Reliable and redundant multicast streaming is pretty much a solved problem, but it does require everyone along the way to participate. Not a problem if you're an ISP offering TV, definitely a problem if you're Netflix trying to convince every single provider to set it up for some one-off boxing match.
This. Im honestly going to cancel my streaming shit. They remove and mess with it so much. Like right now HBO max or whatever removes my recent watches after 90 days. why?
It wasn't even just buffering issues, the feed would just stop and never start again until I paused it and then clicked "watch live" with the remote.
It was really bad. My Dad has always been a fan of boxing so I came over to watch the whole thing with him.
He has his giant inflatable screen and a projector that we hooked up in the front lawn to watch it, But everything kept buffering. We figured it was the Wi-Fi so he packed everything up and went inside only to find the same thing happening on ethernet.
He was really looking forward to watching it on the projector and Netflix disappointed him.
Commercial boxing has always been like WWE or MMA with a thin veneer of actual sport to it, i.e. it is just entertainment[1].
To rephrase your question then what does someone think of the entertainment on display?
I don't think it was good entertainment.
None of the hallmarks of a good show was present. i.e. It wasn't close, nor was it bloody or anything unexpected like say a KO everything went pretty much as expected.
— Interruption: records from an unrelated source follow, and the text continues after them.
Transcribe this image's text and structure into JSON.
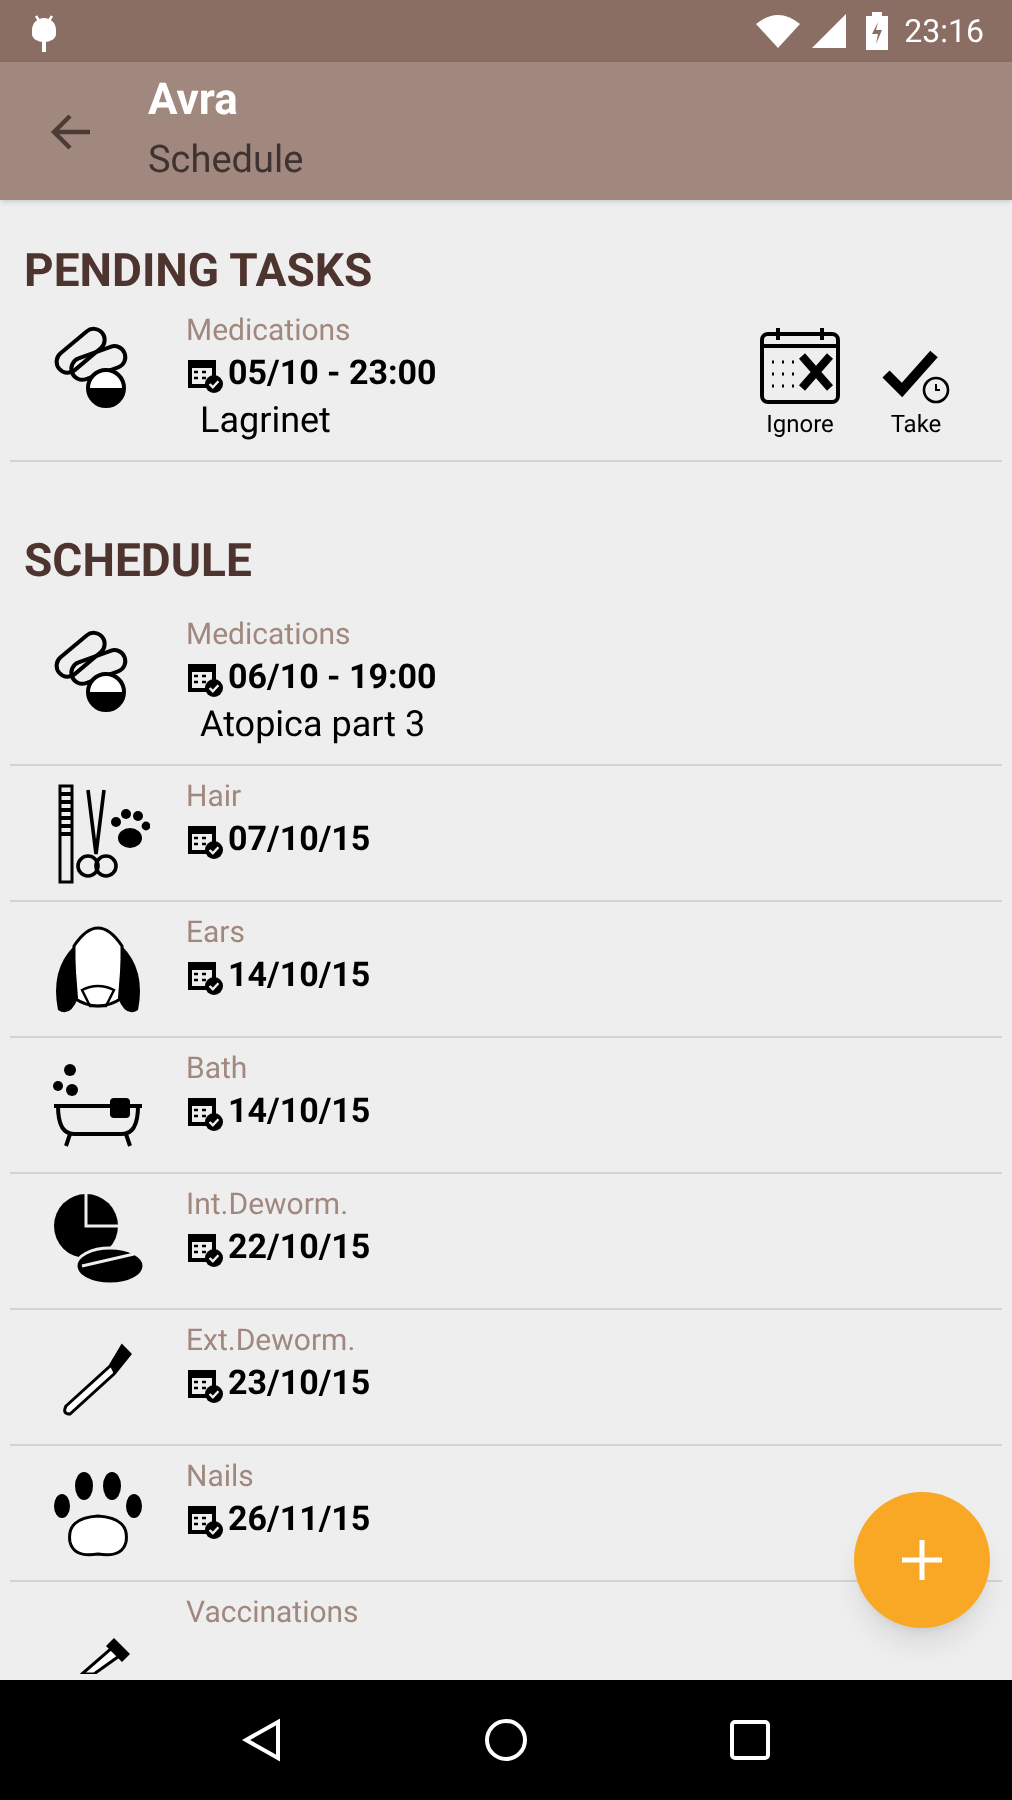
{
  "status_bar": {
    "time": "23:16"
  },
  "app_bar": {
    "title": "Avra",
    "subtitle": "Schedule"
  },
  "pending": {
    "heading": "PENDING TASKS",
    "tasks": [
      {
        "kind": "medications",
        "category": "Medications",
        "date": "05/10 - 23:00",
        "name": "Lagrinet",
        "actions": [
          "Ignore",
          "Take"
        ]
      }
    ]
  },
  "schedule": {
    "heading": "SCHEDULE",
    "items": [
      {
        "kind": "medications",
        "category": "Medications",
        "date": "06/10 - 19:00",
        "name": "Atopica part 3"
      },
      {
        "kind": "hair",
        "category": "Hair",
        "date": "07/10/15"
      },
      {
        "kind": "ears",
        "category": "Ears",
        "date": "14/10/15"
      },
      {
        "kind": "bath",
        "category": "Bath",
        "date": "14/10/15"
      },
      {
        "kind": "int_deworm",
        "category": "Int.Deworm.",
        "date": "22/10/15"
      },
      {
        "kind": "ext_deworm",
        "category": "Ext.Deworm.",
        "date": "23/10/15"
      },
      {
        "kind": "nails",
        "category": "Nails",
        "date": "26/11/15"
      },
      {
        "kind": "vaccinations",
        "category": "Vaccinations"
      }
    ]
  }
}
It wasn't nice watch as all,no skill or talent was on disply, all Paul had to do was use his speed to backpedal from the slow weak punches of a visibly older tyson with a bum knee and land some points occasionally to win.
--
[1] There is a deeper argument here is any spectator sports just entertainment or is truly about skill talent and competition. Boxing however including the ones promoted by traditional four major associations falls clearly on the entertainment side than say another sport like NFL to me.
Was this necessary? The comment was on a tech forum about the tech issues, do we really need to reprosecute the argument that it wasn’t real boxing here too? There are plenty of other places for those so painfully inclined to do so
On a few forum sites I'm on, people are just giving up. Looking forward to the post-mortem on how they weren't ready for this (with just a tiny bit of schadenfreude because they've interviewed and rejected me twice).
AB84 streamed it live from a box at the arena to ~5M viewers on Twitter. I was watching it on Netflix, I didn't have any problems, but I also put his live stream up for the hell of it. He didn't have any issues that I saw.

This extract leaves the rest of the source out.